Памяти Марины Перчихиной |
[13 Feb 2014|10:03pm] |
Третий день думаю о Марине. Снег идёт, а я всё думаю о ней, вспоминаю. Когда умер Сан Саныч Слюсарев, Марина помогла мне преодолеть маету и печаль, позвав, по-соседски, к себе в галерейный подвал: в комментах к посту памяти СС можно видеть как это произошло.
Мы сидели тогда с ней за зелёным чаем, много курили и проговорили до утра. В её уютной комнатушке со стеллажами, на которых модели скульптур, книги, папки с арт-документацией, видеокассеты с перформенсами. Марина много рассказывала о своей жизни – спектаклях, которые ставила в Чердачинске и о том, как они там жили в глухие застойные годы дружной богемной компашкой, о Игоре своем и их галерее, много рассказывала о Коле и том, как он стал Спайдером.
Улыбалась своей застенчивой улыбкой, смотрела в глаза (а в подполье полумгла же, я нащёлкал тогда массу фотографий, которые не получились, но я рисовался с телефоном, выбирая эффектные ракурсы, Марина снова улыбалась и заваривала новую чашку чая), рассказывала очередную историю, отвлекаясь, но всегда возвращаясь в исходную точку рассказа, который ветвился, но не прерывался.
Точно таким же, похожим на черновик, набросок или сырьё подготовительных материалов было её искусство: рвы и швы наружу, а любая искусственность рождается как бы из среды, её породившей. Марина умела видеть красоту в сиюминутном, незаметном, замыленном, неброском; нежное и хрупкое – в грубом и брутальном, многомысленное и богатое – в, казалось бы, мусорном, безнадзорном, пустом.
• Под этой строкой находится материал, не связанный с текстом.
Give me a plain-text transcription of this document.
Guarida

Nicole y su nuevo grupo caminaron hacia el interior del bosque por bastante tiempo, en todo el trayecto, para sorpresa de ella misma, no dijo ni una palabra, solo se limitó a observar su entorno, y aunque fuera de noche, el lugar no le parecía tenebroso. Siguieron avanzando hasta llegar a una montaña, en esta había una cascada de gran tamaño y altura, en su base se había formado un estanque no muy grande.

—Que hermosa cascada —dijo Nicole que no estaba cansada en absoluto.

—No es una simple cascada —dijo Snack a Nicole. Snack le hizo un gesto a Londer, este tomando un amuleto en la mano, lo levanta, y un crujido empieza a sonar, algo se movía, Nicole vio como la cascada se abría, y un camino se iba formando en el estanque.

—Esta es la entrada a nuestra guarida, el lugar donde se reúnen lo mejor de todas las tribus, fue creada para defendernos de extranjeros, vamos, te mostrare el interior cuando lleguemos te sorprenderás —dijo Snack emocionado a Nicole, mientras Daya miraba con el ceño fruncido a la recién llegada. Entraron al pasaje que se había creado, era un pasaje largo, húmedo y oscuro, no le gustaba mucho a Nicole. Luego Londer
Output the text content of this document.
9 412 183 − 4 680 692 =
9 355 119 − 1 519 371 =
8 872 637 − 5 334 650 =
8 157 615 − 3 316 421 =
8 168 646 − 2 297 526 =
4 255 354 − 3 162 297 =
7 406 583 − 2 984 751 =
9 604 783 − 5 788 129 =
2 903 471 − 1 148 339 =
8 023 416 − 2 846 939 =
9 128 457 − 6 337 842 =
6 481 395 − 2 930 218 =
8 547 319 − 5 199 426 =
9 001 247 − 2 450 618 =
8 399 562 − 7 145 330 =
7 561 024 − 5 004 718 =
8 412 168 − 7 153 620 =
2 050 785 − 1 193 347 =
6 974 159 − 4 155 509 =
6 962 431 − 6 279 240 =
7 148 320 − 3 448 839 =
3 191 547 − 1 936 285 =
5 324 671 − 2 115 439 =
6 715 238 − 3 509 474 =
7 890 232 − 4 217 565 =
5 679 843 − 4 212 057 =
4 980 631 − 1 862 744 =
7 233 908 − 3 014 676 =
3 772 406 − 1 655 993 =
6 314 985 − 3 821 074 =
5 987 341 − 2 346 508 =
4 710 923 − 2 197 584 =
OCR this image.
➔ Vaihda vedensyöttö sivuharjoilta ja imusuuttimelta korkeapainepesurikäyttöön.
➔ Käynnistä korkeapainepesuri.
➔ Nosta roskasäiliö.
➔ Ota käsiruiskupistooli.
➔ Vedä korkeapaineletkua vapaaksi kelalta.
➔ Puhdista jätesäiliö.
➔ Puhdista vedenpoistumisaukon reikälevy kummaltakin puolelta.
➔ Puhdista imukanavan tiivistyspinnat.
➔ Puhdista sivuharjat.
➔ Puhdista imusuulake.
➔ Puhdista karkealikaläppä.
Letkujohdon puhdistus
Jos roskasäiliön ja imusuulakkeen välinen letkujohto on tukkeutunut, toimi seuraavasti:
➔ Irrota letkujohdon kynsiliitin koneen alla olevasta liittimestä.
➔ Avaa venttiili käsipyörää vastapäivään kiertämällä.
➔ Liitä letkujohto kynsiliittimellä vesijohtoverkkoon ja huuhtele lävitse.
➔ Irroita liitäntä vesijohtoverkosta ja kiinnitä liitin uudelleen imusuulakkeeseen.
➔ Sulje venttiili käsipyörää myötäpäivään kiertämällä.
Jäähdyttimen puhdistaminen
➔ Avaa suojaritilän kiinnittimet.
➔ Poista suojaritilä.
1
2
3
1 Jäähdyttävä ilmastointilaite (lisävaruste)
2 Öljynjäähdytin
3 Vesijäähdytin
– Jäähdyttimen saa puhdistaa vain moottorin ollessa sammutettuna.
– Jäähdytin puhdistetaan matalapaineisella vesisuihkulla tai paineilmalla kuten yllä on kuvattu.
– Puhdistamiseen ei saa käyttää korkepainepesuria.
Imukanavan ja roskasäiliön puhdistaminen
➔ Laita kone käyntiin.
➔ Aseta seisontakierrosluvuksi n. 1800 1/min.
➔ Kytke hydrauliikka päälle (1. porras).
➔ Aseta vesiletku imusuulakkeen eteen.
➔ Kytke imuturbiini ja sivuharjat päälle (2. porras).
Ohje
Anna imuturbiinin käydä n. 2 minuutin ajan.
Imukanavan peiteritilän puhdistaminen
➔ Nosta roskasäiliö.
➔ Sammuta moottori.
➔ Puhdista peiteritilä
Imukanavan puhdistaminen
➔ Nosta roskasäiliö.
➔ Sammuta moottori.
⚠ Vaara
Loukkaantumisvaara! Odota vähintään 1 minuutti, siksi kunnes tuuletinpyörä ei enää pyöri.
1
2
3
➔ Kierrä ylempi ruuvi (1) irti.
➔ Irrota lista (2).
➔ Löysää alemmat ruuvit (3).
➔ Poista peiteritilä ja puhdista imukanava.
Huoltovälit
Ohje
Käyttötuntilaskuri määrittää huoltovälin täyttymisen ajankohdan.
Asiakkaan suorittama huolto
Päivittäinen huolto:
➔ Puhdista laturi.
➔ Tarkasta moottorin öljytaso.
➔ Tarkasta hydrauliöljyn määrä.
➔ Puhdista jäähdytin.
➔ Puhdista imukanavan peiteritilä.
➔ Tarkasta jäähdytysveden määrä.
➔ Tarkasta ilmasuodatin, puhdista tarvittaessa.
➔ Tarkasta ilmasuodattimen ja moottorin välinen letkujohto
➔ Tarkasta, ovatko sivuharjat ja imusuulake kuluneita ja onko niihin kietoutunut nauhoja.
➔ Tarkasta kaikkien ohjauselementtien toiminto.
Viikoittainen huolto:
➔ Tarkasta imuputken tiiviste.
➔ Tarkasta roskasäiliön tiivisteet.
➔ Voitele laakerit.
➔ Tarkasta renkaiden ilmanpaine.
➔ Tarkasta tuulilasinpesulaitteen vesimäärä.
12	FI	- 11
За-брошенном.
Умение ощущать прекрасное во всём она разработала в себе до каких-то невероятных степеней свободы и раскрепощённости (умение видеть красоту освобождает), до изящества и изощрённости, доступных исключительным, едва ли не святым, людям. А Марина и была святой современного искусства, его блаженной, хотя и не мученицей.
Отнюдь, не мученицей, ибо умела, могла наслаждаться практически бесконечным океаном, без окна веществом .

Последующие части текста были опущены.